La pretemporada de la Fórmula 1 siempre genera grandes expectativas, tanto entre los equipos como entre los aficionados que sueñan con analizar al milímetro cada dato para intuir lo que la temporada pueda deparar. Sin embargo, no todas las escuderías llegan a los test de Bahréin con el optimismo desbordado, y ejemplo de ello es el caso de Aston Martin, que, aunque venía de un 2023 ilusionante, ha reconocido abiertamente que no se encuentra al nivel de sus principales rivales al concluir los primeros días de pruebas.
El equipo dirigido por Mike Krack y con Fernando Alonso y Lance Stroll al volante, ha tenido una pretemporada menos efectiva de lo esperado. Las mejoras llevadas al AMR24 no han logrado situar al monoplaza en la vanguardia, y los responsables del equipo han sido transparentes sobre las dificultades detectadas. Los tiempos por vuelta conseguidos y, sobre todo, el comportamiento en tandas largas, han generado ciertas preocupaciones internos, lo que obliga a replantearse objetivos de cara a las primeras carreras.
La honestidad de Aston Martin ha sorprendido en el paddock, ya que mientras otros equipos tienden a guardar sus cartas, los de Silverstone han preferido hacer autocrítica. La presión por acercarse a Red Bull, Ferrari y Mercedes, quienes han mostrado una consistencia y ritmo formidable en la pretemporada, es evidente, y desde el box verde reconocen que necesitarán evolucionar rápidamente para aspirar a algo más que el rol de “best of the rest”.
Fernando Alonso, el bicampeón asturiano que lideró la sorprendente arrancada de Aston Martin el año pasado, ha sido precavido en sus declaraciones, pidiendo paciencia y trabajo. "Toca adaptarnos, aprender rápido y mirar carrera a carrera", ha señalado el piloto español, dejando claro que la temporada es larga pero que no será fácil revalidar el protagonismo alcanzado en el primer tercio de 2023. Lance Stroll, por su parte, ha destacado la competitividad de la F1 actual y confía en el empuje del equipo para mitigar las carencias del AMR24.

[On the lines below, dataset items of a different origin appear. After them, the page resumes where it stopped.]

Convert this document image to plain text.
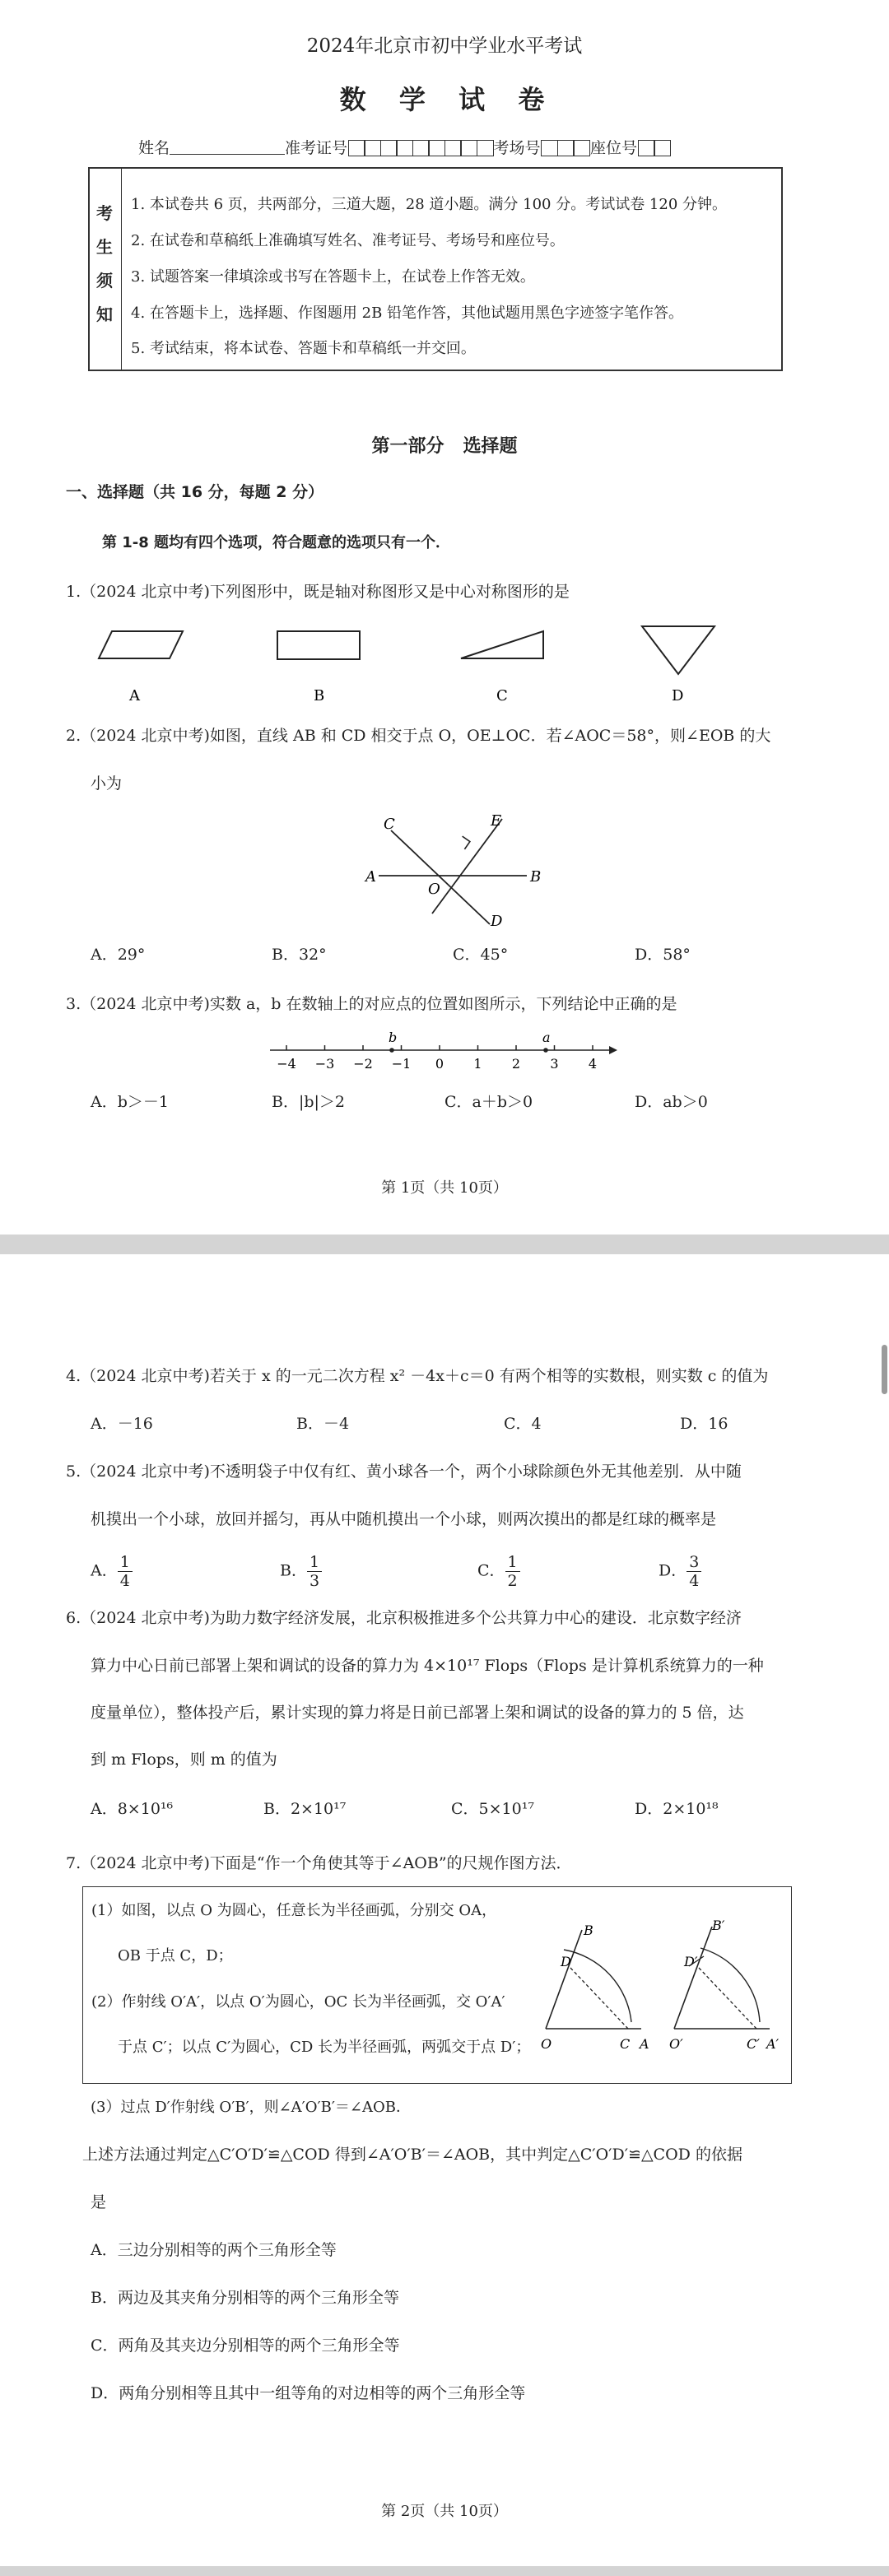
2024年北京市初中学业水平考试
数  学  试  卷
姓名	准考证号	考场号	座位号
考
生
须
知
1. 本试卷共 6 页，共两部分，三道大题，28 道小题。满分 100 分。考试试卷 120 分钟。
2. 在试卷和草稿纸上准确填写姓名、准考证号、考场号和座位号。
3. 试题答案一律填涂或书写在答题卡上，在试卷上作答无效。
4. 在答题卡上，选择题、作图题用 2B 铅笔作答，其他试题用黑色字迹签字笔作答。
5. 考试结束，将本试卷、答题卡和草稿纸一并交回。
第一部分   选择题
一、选择题（共 16 分，每题 2 分）
第 1-8 题均有四个选项，符合题意的选项只有一个．
1.（2024 北京中考)下列图形中，既是轴对称图形又是中心对称图形的是
A	B	C	D
2.（2024 北京中考)如图，直线 AB 和 CD 相交于点 O，OE⊥OC．若∠AOC＝58°，则∠EOB 的大
小为
A	B
C
D
E
O
A．29°	B．32°	C．45°	D．58°
3.（2024 北京中考)实数 a，b 在数轴上的对应点的位置如图所示，下列结论中正确的是
−4 −3 −2 −1 0 1 2 3 4
b	a
A．b＞－1	B．|b|＞2	C．a＋b＞0	D．ab＞0
第 1页（共 10页）
4.（2024 北京中考)若关于 x 的一元二次方程 x² －4x＋c＝0 有两个相等的实数根，则实数 c 的值为
A．－16	B．－4	C．4	D．16
5.（2024 北京中考)不透明袋子中仅有红、黄小球各一个，两个小球除颜色外无其他差别．从中随
机摸出一个小球，放回并摇匀，再从中随机摸出一个小球，则两次摸出的都是红球的概率是
A． $\frac{1}{4}$	B． $\frac{1}{3}$	C． $\frac{1}{2}$	D． $\frac{3}{4}$
6.（2024 北京中考)为助力数字经济发展，北京积极推进多个公共算力中心的建设．北京数字经济
算力中心日前已部署上架和调试的设备的算力为 4×10¹⁷ Flops（Flops 是计算机系统算力的一种
度量单位），整体投产后，累计实现的算力将是日前已部署上架和调试的设备的算力的 5 倍，达
到 m Flops，则 m 的值为
A．8×10¹⁶	B．2×10¹⁷	C．5×10¹⁷	D．2×10¹⁸
7.（2024 北京中考)下面是“作一个角使其等于∠AOB”的尺规作图方法．
(1）如图，以点 O 为圆心，任意长为半径画弧，分别交 OA，
OB 于点 C，D；
(2）作射线 O′A′，以点 O′为圆心，OC 长为半径画弧，交 O′A′
于点 C′；以点 C′为圆心，CD 长为半径画弧，两弧交于点 D′； O	C A
D
B
O′	C′ A′
D′
B′
(3）过点 D′作射线 O′B′，则∠A′O′B′＝∠AOB．
上述方法通过判定△C′O′D′≌△COD 得到∠A′O′B′＝∠AOB，其中判定△C′O′D′≌△COD 的依据
是
A．三边分别相等的两个三角形全等
B．两边及其夹角分别相等的两个三角形全等
C．两角及其夹边分别相等的两个三角形全等
D．两角分别相等且其中一组等角的对边相等的两个三角形全等
第 2页（共 10页）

Entre los desafíos principales detectados se encuentra la falta de consistencia en ritmo de carrera y dificultades para entender el comportamiento de los neumáticos en diferentes condiciones. Uno de los ingenieros principales, Tom McCullough, ha hecho hincapié en la tarea que supone entender y maximizar el paquete técnico actual. “Sabíamos que el salto sería complicado; el grupo perseguidor ha dado un paso adelante y nosotros debemos atacarlo con actualizaciones constantes".

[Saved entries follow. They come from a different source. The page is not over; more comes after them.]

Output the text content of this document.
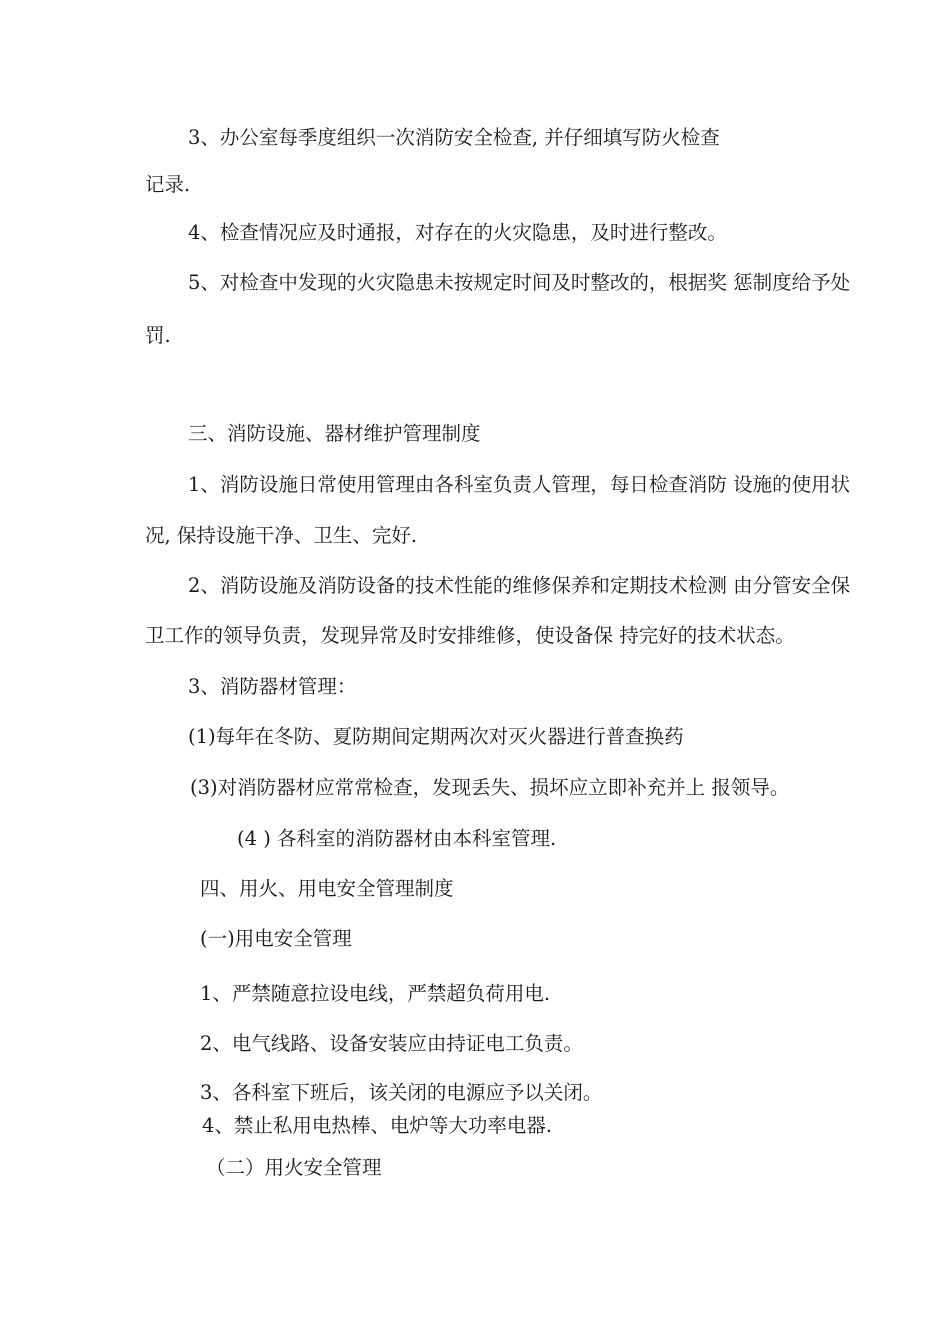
3、办公室每季度组织一次消防安全检查, 并仔细填写防火检查
记录.
4、检查情况应及时通报，对存在的火灾隐患，及时进行整改。
5、对检查中发现的火灾隐患未按规定时间及时整改的，根据奖 惩制度给予处
罚.
三、消防设施、器材维护管理制度
1、消防设施日常使用管理由各科室负责人管理，每日检查消防 设施的使用状
况, 保持设施干净、卫生、完好.
2、消防设施及消防设备的技术性能的维修保养和定期技术检测 由分管安全保
卫工作的领导负责，发现异常及时安排维修，使设备保 持完好的技术状态。
3、消防器材管理：
(1)每年在冬防、夏防期间定期两次对灭火器进行普查换药
(3)对消防器材应常常检查，发现丢失、损坏应立即补充并上 报领导。
(4 ) 各科室的消防器材由本科室管理.
四、用火、用电安全管理制度
(一)用电安全管理
1、严禁随意拉设电线，严禁超负荷用电.
2、电气线路、设备安装应由持证电工负责。
3、各科室下班后，该关闭的电源应予以关闭。
4、禁止私用电热棒、电炉等大功率电器.
（二）用火安全管理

El análisis de los datos sitúa a Aston Martin a cierta distancia de Red Bull –devastadoramente rápido con Max Verstappen al volante una vez más–, y también por detrás de Ferrari y Mercedes, cuyas tandas largas han impresionado por solidez y rendimiento sostenido. Incluso McLaren parece haber superado las expectativas tras un invierno intenso de trabajo, por lo que la lucha en el pelotón promete estar más apretada y competitiva que nunca.
A pesar de este arranque frío, en la fábrica de Silverstone reina el convencimiento de que el desarrollo constante es la clave. El calendario, repleto de grandes premios consecutivos y condiciones variadas, forzará a los equipos a evolucionar rápidamente si no quieren quedarse descolgados. Además, el liderazgo experimentado de Alonso puede resultar decisivo en la dirección del equipo, mientras que Stroll busca consolidarse como un piloto capaz de sumar puntos valiosos de forma consistente.

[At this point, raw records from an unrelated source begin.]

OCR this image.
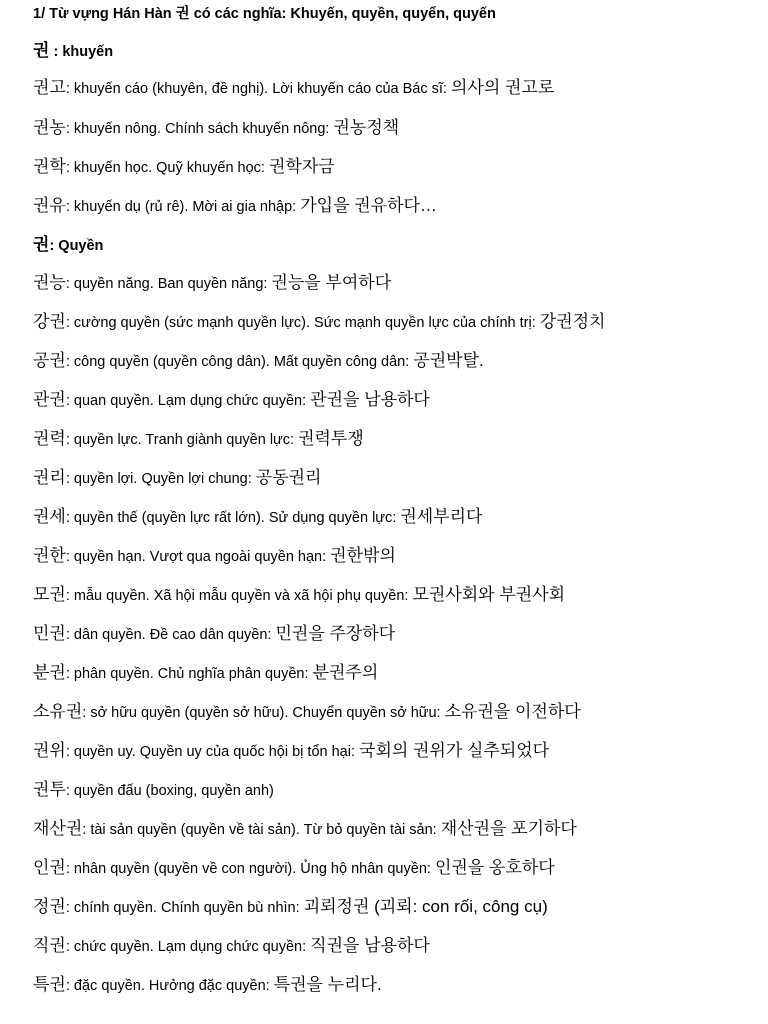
1/ Từ vựng Hán Hàn 권 có các nghĩa: Khuyến, quyền, quyển, quyến
권 : khuyến
권고: khuyến cáo (khuyên, đề nghị). Lời khuyến cáo của Bác sĩ: 의사의 권고로
권농: khuyến nông. Chính sách khuyến nông: 권농정책
권학: khuyến học. Quỹ khuyến học: 권학자금
권유: khuyến dụ (rủ rê). Mời ai gia nhập: 가입을 권유하다…
권: Quyền
권능: quyền năng. Ban quyền năng: 권능을 부여하다
강권: cường quyền (sức mạnh quyền lực). Sức mạnh quyền lực của chính trị: 강권정치
공권: công quyền (quyền công dân). Mất quyền công dân: 공권박탈.
관권: quan quyền. Lạm dụng chức quyền: 관권을 남용하다
권력: quyền lực. Tranh giành quyền lực: 권력투쟁
권리: quyền lợi. Quyền lợi chung: 공동권리
권세: quyền thế (quyền lực rất lớn). Sử dụng quyền lực: 권세부리다
권한: quyền hạn. Vượt qua ngoài quyền hạn: 권한밖의
모권: mẫu quyền. Xã hội mẫu quyền và xã hội phụ quyền: 모권사회와 부권사회
민권: dân quyền. Đề cao dân quyền: 민권을 주장하다
분권: phân quyền. Chủ nghĩa phân quyền: 분권주의
소유권: sở hữu quyền (quyền sở hữu). Chuyển quyền sở hữu: 소유권을 이전하다
권위: quyền uy. Quyền uy của quốc hội bị tổn hại: 국회의 권위가 실추되었다
권투: quyền đấu (boxing, quyền anh)
재산권: tài sản quyền (quyền về tài sản). Từ bỏ quyền tài sản: 재산권을 포기하다
인권: nhân quyền (quyền về con người). Ủng hộ nhân quyền: 인권을 옹호하다
정권: chính quyền. Chính quyền bù nhìn: 괴뢰정권 (괴뢰: con rối, công cụ)
직권: chức quyền. Lạm dụng chức quyền: 직권을 남용하다
특권: đặc quyền. Hưởng đặc quyền: 특권을 누리다.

La temporada 2024 arranca con muchas incógnitas para Aston Martin, pero también con la esperanza de que su ambición les permita encontrar la senda del éxito. No cabe duda de que la afición estará muy atenta a cada evolución del AMR24 y a la gestión táctica del equipo en un campeonato que, por lo visto en la pretemporada, será más impredecible y exigente que nunca.